There are many important authors with an AT background, and some have developed and elaborated the theory significantly. Several among them are Beatrice Beebe, Peter Fonagy and Daniel Siegel, all of whom have made major contributions to the theory (Beebe & Lachmann, 2003), (Fonagy et al, 2002) (Siegel & Hartzell, 1994), . Siegel has written an excellent book on parenting, Parenting from the Inside Out, that takes a tolerant and supportive approach to the pull a parent feels to what Siegel calls “the low road” in a conflict situation with his/her child (Siegel & Hartzell, 1994).
An alternative perspective on the caregiving relationship is offered by the microanalysis of mother-infant face-to-face communication.

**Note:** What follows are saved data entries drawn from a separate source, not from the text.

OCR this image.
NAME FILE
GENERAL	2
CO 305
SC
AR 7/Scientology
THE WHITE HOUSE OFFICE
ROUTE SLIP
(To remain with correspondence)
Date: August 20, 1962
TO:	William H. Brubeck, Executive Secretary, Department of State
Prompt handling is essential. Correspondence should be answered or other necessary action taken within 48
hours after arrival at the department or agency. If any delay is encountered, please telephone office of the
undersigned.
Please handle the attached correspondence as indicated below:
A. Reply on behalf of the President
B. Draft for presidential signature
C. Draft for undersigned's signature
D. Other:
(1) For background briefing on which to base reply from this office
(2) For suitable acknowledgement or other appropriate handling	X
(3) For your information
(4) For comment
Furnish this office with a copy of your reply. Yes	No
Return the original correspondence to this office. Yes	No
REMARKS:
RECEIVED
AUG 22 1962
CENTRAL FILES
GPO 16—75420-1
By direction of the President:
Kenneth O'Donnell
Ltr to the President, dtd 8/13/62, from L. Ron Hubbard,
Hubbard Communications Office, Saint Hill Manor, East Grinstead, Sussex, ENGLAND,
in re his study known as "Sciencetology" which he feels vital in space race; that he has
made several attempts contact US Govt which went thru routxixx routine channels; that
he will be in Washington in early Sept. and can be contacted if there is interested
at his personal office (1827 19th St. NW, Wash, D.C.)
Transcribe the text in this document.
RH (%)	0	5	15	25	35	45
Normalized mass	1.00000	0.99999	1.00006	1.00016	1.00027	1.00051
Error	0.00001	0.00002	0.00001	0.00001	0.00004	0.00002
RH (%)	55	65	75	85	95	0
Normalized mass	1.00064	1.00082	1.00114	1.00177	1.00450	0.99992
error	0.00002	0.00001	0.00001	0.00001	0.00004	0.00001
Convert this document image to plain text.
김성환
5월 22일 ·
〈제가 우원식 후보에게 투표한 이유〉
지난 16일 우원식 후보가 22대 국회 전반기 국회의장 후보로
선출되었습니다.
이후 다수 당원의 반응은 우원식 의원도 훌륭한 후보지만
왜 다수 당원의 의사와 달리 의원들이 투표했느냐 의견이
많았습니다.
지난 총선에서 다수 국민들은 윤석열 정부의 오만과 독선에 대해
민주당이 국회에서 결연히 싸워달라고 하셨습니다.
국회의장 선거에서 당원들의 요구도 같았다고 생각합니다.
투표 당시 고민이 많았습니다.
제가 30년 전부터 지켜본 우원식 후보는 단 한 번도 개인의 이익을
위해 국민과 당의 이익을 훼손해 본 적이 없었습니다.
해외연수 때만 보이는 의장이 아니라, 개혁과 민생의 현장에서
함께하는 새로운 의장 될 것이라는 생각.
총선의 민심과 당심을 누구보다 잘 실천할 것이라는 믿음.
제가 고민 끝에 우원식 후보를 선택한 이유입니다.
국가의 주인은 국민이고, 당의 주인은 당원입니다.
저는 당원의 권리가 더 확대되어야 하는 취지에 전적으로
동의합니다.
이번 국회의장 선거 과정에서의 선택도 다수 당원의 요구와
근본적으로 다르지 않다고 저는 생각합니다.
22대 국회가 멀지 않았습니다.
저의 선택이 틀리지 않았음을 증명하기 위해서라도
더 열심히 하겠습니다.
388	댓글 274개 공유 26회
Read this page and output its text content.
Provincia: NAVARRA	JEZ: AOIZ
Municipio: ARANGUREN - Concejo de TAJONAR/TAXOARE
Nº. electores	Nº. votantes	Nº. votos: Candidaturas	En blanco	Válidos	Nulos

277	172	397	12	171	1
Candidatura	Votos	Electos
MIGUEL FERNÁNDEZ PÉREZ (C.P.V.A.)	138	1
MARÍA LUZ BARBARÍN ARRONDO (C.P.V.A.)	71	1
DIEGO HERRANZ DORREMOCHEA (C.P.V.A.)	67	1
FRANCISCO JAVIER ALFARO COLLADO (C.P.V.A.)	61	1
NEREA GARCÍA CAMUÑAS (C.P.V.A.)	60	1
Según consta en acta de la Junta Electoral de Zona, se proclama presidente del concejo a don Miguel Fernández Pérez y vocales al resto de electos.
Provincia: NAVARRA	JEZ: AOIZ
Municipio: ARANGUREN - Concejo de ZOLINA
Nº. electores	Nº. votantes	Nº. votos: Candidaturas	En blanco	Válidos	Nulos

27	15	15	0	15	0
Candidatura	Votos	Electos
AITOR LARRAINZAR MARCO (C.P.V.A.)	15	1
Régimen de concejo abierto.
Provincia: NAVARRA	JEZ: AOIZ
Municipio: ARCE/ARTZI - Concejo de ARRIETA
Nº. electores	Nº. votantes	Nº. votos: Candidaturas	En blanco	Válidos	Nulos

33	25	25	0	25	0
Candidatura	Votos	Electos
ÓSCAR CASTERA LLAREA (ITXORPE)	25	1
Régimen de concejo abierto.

In paradigm shifting work in the late 1980’s, Tronick and colleagues demonstrated that rather than being a passive creature shaped by her mother’s attuned or misattuned caregiving, the infant is an active participant in the relationship. In his Mutual Regulation Model, Tronick explained that both mother and infant were engaged in a reciprocal interactive process of regulating affect and arousal, and a “good” mother-infant pair were characterized less by harmony than by their ability to repair small mismatches in their efforts to connect with (and regulate) each other (Tronick, 1989). This conceptual model allows for more of the complexity of real life to enter into the equation, such as for example the infant’s temperament, sensory profile, or developmental immaturity, as well as features of the mother’s caregiving style. As Tronick further developed his model into the Dyadic Expansion of Consciousness Model, his theory of human development in relationships became further elaborated to include the contributions of body experience and of culture (Tronick, 2007). Currently, Tronick’s model, in my opinion, most accurately explains the evolving processes of development and is the most useful to me in my thinking and in my clinical work.